Bush Ends 10-Day Mideast Trip At Oil Refinery Owned by Friend
MARIB, North Yemen (AP) _ Vice President George Bush ended a 10-day trip to the Middle East Saturday on a hot, dusty desert plain at the opening of an oil refinery owned by his longtime friend, Texas oilman Ray L. Hunt.
The ceremony closed the vice president’s tour on the same theme as it had opened - the ups and downs of the international oil industry, which has suffered a bruising price slide that Bush says is jeopardizing American’s energy producers.
His warnings, implying the need for higher oil prices, triggered political criticism in the United States but were defended by President Reagan.
Bush and his wife Barbara flew in a four-engine plane Saturday from the central, capital city of Sana’a to Marib, the reputed home of the Queen of Sheba. The city sits at the edge of the legendary GreatEmpty Quarter of Arabia, thousands of miles of virtually uninhabited desolation.
It was the last leg of a trip that also included visits to the Persian Gulf states of Saudi Arabia, Bahrain and Oman, focusing on oil, Arab-Israeli tensions and the threat to the region from the Iran-Iraq war.
The trip brought to 70 the number of foreign countries Bush has visited since 1981. His plane landed at Andrews Air Force Base outside Washington at 10:37 p.m. Saturday.
North Yemen borders the Arab world’s only Marxist state, South Yemen, where an estimated 12,000 people were killed earlier this year in a political power struggle. Bush has called the fighting a threat to the security of North Yemen, but said Salih told him it was an internal matter for South Yemen.
Bush boarded a helicopter in Marib and rode a half-hour into the desert, where he landed in a cloud of dust kicked up by the propeller. He was greeted in a trailer camp by Col. Ali Abadallah Salih, the ruler of this impoverished country.

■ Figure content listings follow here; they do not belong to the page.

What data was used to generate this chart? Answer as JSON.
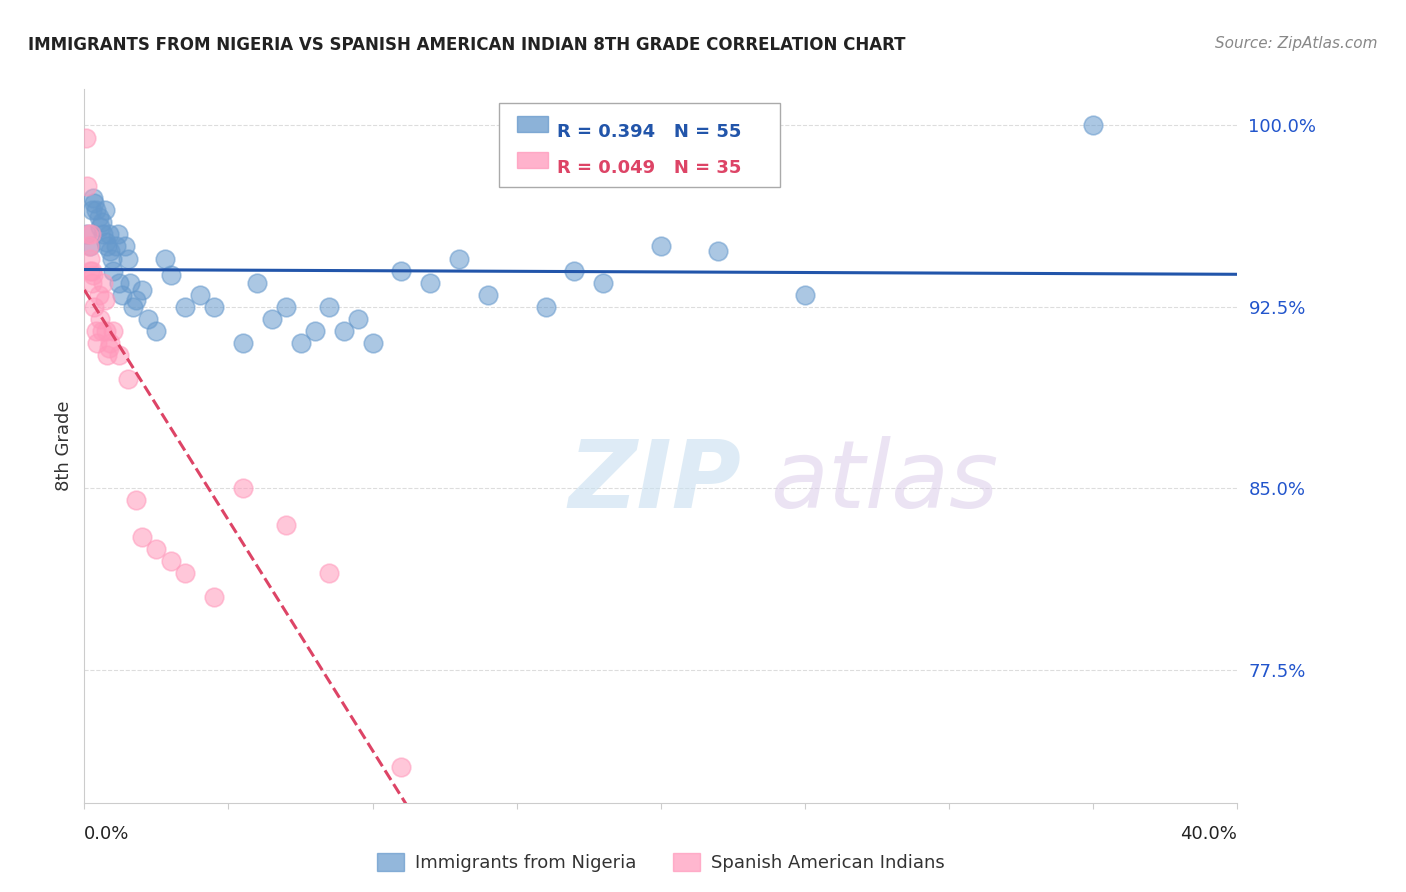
{
  "title": "IMMIGRANTS FROM NIGERIA VS SPANISH AMERICAN INDIAN 8TH GRADE CORRELATION CHART",
  "source": "Source: ZipAtlas.com",
  "ylabel": "8th Grade",
  "xmin": 0.0,
  "xmax": 40.0,
  "ymin": 72.0,
  "ymax": 101.5,
  "yticks": [
    77.5,
    85.0,
    92.5,
    100.0
  ],
  "r_nigeria": 0.394,
  "n_nigeria": 55,
  "r_spanish": 0.049,
  "n_spanish": 35,
  "color_nigeria": "#6699CC",
  "color_spanish": "#FF99BB",
  "color_nigeria_line": "#2255AA",
  "color_spanish_line": "#DD4466",
  "legend_nigeria": "Immigrants from Nigeria",
  "legend_spanish": "Spanish American Indians",
  "watermark_zip": "ZIP",
  "watermark_atlas": "atlas",
  "nigeria_x": [
    0.1,
    0.2,
    0.25,
    0.3,
    0.35,
    0.4,
    0.5,
    0.55,
    0.6,
    0.65,
    0.7,
    0.75,
    0.8,
    0.85,
    0.9,
    0.95,
    1.0,
    1.1,
    1.15,
    1.2,
    1.3,
    1.4,
    1.5,
    1.6,
    1.7,
    1.8,
    2.0,
    2.2,
    2.5,
    2.8,
    3.0,
    3.5,
    4.0,
    4.5,
    5.5,
    6.0,
    6.5,
    7.0,
    7.5,
    8.0,
    8.5,
    9.0,
    9.5,
    10.0,
    11.0,
    12.0,
    13.0,
    14.0,
    16.0,
    17.0,
    18.0,
    20.0,
    22.0,
    25.0,
    35.0
  ],
  "nigeria_y": [
    95.5,
    95.0,
    96.5,
    97.0,
    96.8,
    96.5,
    96.2,
    95.8,
    96.0,
    95.5,
    96.5,
    95.2,
    95.0,
    95.5,
    94.8,
    94.5,
    94.0,
    95.0,
    95.5,
    93.5,
    93.0,
    95.0,
    94.5,
    93.5,
    92.5,
    92.8,
    93.2,
    92.0,
    91.5,
    94.5,
    93.8,
    92.5,
    93.0,
    92.5,
    91.0,
    93.5,
    92.0,
    92.5,
    91.0,
    91.5,
    92.5,
    91.5,
    92.0,
    91.0,
    94.0,
    93.5,
    94.5,
    93.0,
    92.5,
    94.0,
    93.5,
    95.0,
    94.8,
    93.0,
    100.0
  ],
  "spanish_x": [
    0.05,
    0.1,
    0.12,
    0.15,
    0.18,
    0.2,
    0.22,
    0.25,
    0.28,
    0.3,
    0.35,
    0.4,
    0.45,
    0.5,
    0.55,
    0.6,
    0.65,
    0.7,
    0.75,
    0.8,
    0.85,
    0.9,
    1.0,
    1.2,
    1.5,
    1.8,
    2.0,
    2.5,
    3.0,
    3.5,
    4.5,
    5.5,
    7.0,
    8.5,
    11.0
  ],
  "spanish_y": [
    99.5,
    97.5,
    95.5,
    95.0,
    94.5,
    94.0,
    95.5,
    94.0,
    93.5,
    93.8,
    92.5,
    91.5,
    91.0,
    93.0,
    92.0,
    91.5,
    93.5,
    92.8,
    91.5,
    90.5,
    90.8,
    91.0,
    91.5,
    90.5,
    89.5,
    84.5,
    83.0,
    82.5,
    82.0,
    81.5,
    80.5,
    85.0,
    83.5,
    81.5,
    73.5
  ]
}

Dozens of soldiers clad in camouflage uniforms and carrying Russian-made AK-47 automatic rifles surrounded Bush, Salih and Hunt as they walked across the sand, touring the 10,000-barrel-a-day refinery manned by American and Yemini crews.
Soldiers also were stationed at anti-aircraft guns around the facility, and a truck carrying surface-to-air missiles was parked nearby.
Yemen Oil Co., a wholly owned subsidiary of Hunt Oil Co. of Dallas, made a 500-million-barrel strike less than two years ago. It was a major discovery in a country that had never before produced its own oil.
A refinery was built in modular form, shipped to the Red Sea coast and then trucked overland 250 miles to the oil field. A pipeline, expected to be completed in 1988, will carry the oil to the Red Sea for export. More refineries also are to be built.
At the desert ceremony, Bush called the refinery a product of close cooperation between the oil company and the North Yemen government. He said such cooperation ″can lead to a better life for all the people of this country in the years to come.″
Hunt, the head of one of the largest independent oil companies, flew here commercially for the ceremony but flew back to the United States on Air Force Two with Bush. The plane stopped in Jiddah, Saudi Arabia, and Shannon, Ireland, for refueling.
In Shannon, Bush was interviewed for a taped appearance Sunday on NBC-TV’s ″Meet the Press.″
Bush was due back in the United States before midnight, EST, about 30 hours after he awoke Saturday in Asia.
At news conferences during the trip, Bush said low oil prices ″have caused a devastation to many people″ in the United States. He said no common ground was found with Saudi Arabia to stabilize the market.
While saying the United States wanted to be a catalyst for peace in the Middle East, he openly acknowledged differences with Arab leaders over Israel.
Bush also said the United States could not play a major role in negotiating an end to the Iran-Iraq war.